Di saat itulah, kaum milenial ini menemukan sebuah “dunia baru”, di mana mereka seperti bisa bermain bebas, termasuk bebas nilai, bahkan seolah bisa dan bebas mewujudkan apa yang menjadi kegelisahan, mimpi, hingga imajinasi mereka, yakni dunia virtual dari platform internet. Mereka mungkin tak sadar, dunia baru yang bebas itu sebenarnya memang kebebasan sesungguhnya, yang bukan hanya tanpa preseden, melainkan juga tanpa demarkasi apa pun, tanpa hukum, tanpa agen atau lembaga yang mendukung atau melindungi. Dunia yang tak lain adalah hutan selebat dan seganas rimba purba, di mana survival of the fittest adalah hukum utama, sebagaimana zaman primitif dulu.

Di dalamnya, pertarungan bebas yang lebih kejam dari free fighting terjadi di hampir tiap detiknya. Entah berapa banyak yang menjadi korban, tewas tidak hanya secara eksistensial, tetapi juga bahkan finansial hingga fisikal. Para pemenang besar pun bermunculan menjadi pohon-pohon besar yang menguasai rimba itu, yang akan segera melahap pohon kecil mana pun yang sedang tumbuh memperkuat akarnya. Itulah nasib, katakanlah, bisnis start-up yang kini menjadi andalan kaum milenial.
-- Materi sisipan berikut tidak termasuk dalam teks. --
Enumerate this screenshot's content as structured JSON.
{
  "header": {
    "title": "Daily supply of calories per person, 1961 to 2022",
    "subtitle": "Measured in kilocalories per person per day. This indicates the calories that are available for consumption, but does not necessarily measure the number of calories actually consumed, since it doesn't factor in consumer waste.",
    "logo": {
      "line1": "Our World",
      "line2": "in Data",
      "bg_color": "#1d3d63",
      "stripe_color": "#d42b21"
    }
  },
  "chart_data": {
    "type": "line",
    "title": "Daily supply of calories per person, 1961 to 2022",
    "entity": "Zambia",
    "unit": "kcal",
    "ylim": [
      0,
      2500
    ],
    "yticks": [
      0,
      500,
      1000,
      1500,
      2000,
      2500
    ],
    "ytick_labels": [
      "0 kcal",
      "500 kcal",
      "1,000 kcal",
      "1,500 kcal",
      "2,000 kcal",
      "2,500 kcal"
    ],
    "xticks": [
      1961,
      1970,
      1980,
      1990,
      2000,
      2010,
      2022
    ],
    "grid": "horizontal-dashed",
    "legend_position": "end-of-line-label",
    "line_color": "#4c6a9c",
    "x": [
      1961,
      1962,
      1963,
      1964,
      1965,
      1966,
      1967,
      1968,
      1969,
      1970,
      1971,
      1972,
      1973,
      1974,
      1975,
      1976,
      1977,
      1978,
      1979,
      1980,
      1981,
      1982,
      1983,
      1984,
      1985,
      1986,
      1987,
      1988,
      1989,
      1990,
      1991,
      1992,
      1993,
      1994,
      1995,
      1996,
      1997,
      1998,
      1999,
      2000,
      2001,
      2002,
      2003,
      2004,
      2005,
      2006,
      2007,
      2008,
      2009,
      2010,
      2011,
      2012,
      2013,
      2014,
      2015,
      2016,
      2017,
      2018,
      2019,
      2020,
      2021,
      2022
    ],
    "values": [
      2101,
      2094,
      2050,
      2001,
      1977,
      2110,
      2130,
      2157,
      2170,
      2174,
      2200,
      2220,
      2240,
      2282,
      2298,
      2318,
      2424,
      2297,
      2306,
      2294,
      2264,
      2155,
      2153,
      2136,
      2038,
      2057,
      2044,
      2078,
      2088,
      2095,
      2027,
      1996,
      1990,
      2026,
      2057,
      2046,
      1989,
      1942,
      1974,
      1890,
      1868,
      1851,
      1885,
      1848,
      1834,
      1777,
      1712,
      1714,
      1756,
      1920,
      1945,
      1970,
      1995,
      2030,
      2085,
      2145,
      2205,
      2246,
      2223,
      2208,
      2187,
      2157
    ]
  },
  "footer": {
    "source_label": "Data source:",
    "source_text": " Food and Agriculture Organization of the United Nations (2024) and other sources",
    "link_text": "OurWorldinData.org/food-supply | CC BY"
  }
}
Nasib para pejuang mula yang harus berhadapan dengan gergasi macam Facebook, Apple, Google, atau Alibaba, kekuatan gigantik yang siap menelan mereka dengan akuisisi triliunan rupiah, uang receh bagi mereka.

Dan apa yang terjadi pada generasi sisanya dari bangsa ini, para eksponen generasi X dan sebelumnya? Bukannya menjadi pasukan pengawal atau pemberi modal-baik modal sosial, kultural, politis, maupun yuridis-yang memproteksi atau melindungi penjelajahan penuh tantangan kaum milenial itu, kita justru memundakkan gelembung karung optimisme pada langkah mereka yang sudah berat itu. Ini akan menjadi tidak hanya kesesatan (fallacy) bagi para penanggung jawab negeri ini, tetapi juga menjadi dosa besar karena sesungguhnya dengan itu kita telah memperkuat ancaman atau membuat sumbu bom waktu itu kian pendek: meledakkan katastrofi generasi milenial kita.

Maka, berhentilah kita bercanda dengan senyum-senyum penuh dusta itu. Marilah bekerja keras untuk kaum milenial itu, bukan sebaliknya, mendesak mereka bekerja keras untuk rasa nyaman kita. Rasa nyaman koruptif yang mengorosi justru bangunan kebangsaan kita.